Additionally, a decrease in the amount of international remittances is projected, which, according to the World Bank, would be reduced between 10% and 19.3% by 2020. Remittances are a fundamental component in the economy of some countries in the region, where they can amount to between 5% and 20% of the national Gross Domestic Product. A significant reduction in remittances would jeopardize the ability of many households in those countries to meet their most basic needs and their ability to invest in improving nutrition, education, and reducing child labor, among others, further emphasizing existing inequalities.

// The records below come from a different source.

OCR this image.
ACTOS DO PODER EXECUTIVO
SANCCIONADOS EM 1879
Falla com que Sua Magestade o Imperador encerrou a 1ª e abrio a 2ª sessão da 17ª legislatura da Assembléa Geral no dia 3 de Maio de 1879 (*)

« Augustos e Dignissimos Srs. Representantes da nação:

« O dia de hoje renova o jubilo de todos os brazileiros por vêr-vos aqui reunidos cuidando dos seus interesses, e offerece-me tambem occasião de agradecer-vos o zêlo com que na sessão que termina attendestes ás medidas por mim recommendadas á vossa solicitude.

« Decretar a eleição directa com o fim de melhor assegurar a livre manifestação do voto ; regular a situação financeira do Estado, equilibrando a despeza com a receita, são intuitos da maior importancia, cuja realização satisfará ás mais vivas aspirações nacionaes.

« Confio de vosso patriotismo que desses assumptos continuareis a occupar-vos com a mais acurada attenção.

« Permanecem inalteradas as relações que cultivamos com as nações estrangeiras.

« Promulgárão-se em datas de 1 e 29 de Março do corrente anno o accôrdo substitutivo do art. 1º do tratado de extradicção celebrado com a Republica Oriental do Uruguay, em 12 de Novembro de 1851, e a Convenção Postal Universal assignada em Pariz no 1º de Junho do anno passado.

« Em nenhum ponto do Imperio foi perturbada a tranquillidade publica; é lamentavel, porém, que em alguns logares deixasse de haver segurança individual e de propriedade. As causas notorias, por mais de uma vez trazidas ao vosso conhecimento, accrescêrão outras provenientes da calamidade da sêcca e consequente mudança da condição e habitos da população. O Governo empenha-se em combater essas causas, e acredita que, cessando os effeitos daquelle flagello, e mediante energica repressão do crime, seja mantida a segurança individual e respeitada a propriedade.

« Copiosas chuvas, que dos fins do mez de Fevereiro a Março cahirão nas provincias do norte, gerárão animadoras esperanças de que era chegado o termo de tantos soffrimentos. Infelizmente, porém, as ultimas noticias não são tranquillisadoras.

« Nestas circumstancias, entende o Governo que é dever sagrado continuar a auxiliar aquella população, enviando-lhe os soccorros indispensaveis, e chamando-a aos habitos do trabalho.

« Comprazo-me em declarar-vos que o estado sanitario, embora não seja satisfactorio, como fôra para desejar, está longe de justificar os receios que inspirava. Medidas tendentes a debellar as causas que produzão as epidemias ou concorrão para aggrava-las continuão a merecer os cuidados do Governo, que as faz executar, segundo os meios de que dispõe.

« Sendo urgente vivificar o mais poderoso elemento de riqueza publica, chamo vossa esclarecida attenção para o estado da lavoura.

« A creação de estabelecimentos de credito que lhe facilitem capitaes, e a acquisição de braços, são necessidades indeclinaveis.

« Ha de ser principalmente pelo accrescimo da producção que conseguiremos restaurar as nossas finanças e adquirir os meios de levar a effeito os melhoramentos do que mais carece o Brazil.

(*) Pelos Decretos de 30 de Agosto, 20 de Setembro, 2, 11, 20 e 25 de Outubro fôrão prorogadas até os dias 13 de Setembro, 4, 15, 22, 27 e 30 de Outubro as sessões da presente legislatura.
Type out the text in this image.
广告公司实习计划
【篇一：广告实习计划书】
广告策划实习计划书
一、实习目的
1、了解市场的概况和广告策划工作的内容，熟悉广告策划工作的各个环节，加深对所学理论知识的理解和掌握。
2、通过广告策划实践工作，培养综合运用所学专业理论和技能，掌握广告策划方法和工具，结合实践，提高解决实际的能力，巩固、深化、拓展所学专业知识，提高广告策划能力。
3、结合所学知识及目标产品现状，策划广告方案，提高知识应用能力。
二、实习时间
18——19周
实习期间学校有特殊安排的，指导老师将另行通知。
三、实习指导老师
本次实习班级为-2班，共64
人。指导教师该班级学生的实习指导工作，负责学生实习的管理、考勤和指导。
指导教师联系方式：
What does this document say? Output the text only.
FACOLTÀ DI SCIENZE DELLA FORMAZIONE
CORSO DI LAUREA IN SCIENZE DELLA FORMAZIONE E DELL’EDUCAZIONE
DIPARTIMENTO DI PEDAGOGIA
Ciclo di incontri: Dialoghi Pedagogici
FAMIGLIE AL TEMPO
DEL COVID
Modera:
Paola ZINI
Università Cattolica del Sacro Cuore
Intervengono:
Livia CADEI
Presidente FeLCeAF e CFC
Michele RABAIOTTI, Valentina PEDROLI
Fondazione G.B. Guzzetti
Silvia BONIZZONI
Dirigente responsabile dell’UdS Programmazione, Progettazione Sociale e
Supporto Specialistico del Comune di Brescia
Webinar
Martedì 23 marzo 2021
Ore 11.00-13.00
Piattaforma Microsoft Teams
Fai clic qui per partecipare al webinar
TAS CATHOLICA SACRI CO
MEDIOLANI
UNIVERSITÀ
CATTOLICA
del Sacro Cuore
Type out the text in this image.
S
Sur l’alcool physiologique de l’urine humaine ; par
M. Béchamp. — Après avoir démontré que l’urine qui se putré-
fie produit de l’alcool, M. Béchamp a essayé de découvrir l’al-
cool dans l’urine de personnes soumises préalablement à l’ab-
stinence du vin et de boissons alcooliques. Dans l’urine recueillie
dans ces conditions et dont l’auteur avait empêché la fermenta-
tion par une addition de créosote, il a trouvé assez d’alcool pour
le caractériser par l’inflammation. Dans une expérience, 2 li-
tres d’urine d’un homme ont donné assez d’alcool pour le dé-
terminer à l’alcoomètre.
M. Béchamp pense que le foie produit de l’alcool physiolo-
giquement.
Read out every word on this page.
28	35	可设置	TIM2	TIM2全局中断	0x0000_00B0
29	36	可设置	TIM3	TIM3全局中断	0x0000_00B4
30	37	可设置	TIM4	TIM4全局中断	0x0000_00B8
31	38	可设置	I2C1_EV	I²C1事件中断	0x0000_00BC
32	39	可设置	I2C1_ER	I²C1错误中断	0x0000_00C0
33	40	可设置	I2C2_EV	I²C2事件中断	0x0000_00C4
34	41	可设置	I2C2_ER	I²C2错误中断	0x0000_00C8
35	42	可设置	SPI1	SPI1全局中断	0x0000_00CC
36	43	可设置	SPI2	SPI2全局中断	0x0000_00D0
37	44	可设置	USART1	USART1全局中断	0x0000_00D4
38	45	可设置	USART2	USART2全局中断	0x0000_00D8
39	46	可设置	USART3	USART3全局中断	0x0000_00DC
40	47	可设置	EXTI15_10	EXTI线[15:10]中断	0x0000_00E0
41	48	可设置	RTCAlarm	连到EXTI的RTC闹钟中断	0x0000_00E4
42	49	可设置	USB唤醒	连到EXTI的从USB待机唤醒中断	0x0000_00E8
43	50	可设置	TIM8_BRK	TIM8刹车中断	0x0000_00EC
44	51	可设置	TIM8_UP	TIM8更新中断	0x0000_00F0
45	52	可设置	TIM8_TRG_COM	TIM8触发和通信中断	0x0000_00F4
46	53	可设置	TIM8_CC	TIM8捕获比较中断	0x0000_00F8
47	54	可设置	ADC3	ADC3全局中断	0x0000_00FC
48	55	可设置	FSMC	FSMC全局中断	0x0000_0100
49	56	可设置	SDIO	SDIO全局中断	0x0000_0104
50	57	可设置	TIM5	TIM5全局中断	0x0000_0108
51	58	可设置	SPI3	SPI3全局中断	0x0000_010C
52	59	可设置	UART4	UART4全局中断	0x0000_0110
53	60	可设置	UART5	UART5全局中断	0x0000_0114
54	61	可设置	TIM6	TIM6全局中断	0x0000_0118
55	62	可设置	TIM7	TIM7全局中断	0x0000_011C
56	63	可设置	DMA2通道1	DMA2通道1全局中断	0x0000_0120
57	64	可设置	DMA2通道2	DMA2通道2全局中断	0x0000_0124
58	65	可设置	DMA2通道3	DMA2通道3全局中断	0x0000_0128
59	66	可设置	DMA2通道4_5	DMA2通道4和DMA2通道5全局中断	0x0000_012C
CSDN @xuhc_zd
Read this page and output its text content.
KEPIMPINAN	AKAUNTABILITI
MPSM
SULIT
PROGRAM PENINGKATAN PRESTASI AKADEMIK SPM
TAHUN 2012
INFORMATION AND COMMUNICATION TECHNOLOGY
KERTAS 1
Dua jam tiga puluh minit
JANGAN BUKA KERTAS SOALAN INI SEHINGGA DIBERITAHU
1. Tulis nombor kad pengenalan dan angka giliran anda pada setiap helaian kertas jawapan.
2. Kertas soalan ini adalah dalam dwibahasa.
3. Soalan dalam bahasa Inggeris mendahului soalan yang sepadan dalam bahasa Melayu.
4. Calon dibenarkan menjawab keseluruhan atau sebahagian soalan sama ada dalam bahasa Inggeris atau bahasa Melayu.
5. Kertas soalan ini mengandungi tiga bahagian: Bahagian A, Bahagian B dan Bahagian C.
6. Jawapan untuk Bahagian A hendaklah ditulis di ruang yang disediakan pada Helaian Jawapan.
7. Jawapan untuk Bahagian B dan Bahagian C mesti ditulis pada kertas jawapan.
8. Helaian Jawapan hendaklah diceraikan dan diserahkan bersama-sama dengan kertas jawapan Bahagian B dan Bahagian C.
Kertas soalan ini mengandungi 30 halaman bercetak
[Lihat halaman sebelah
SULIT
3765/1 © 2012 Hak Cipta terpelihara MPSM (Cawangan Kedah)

Finally, at the state level, due to the economic slowdown we are experiencing and urgent health needs, it is very likely that there will be a decrease in social spending or a reorientation of available resources, potentially at the expense of the more comprehensive vision contained in the Sustainable Development Goals, again affecting the scope of the transversal objectives of the 2030 Agenda.

 

Recovery and SDGs: the same path

But this should not lead us to pessimism and to think that we have lost the fight to achieve the SDGs. On the contrary, it is essential at this time to work together and forcefully to identify the additional difficulties that the current pandemic presents in achieving the 2030 Agenda. We must redouble our commitment and our efforts to ensure that the impact of the pandemic is incorporated into national plans and international assistance, as well as that the different realities and vulnerabilities of some specific groups are incorporated.

For this we must work from now on to ensure the universal attention of the health and education systems; in reducing remittance transfer costs (a topic included in Goal 10), as El Salvador is already doing, creating more resilient and inclusive cities in line with Goal 11 or strengthening forms of regular migration for migrant workers and decent working conditions (Goal 8).

The time is now: all organizations, governments and individuals have an important role in ensuring that the efforts for our Latin American region and the world to recover from the serious effects of the COVID-19 pandemic are aligned with the 2030 Agenda and that we make sure we do not leave anyone behind.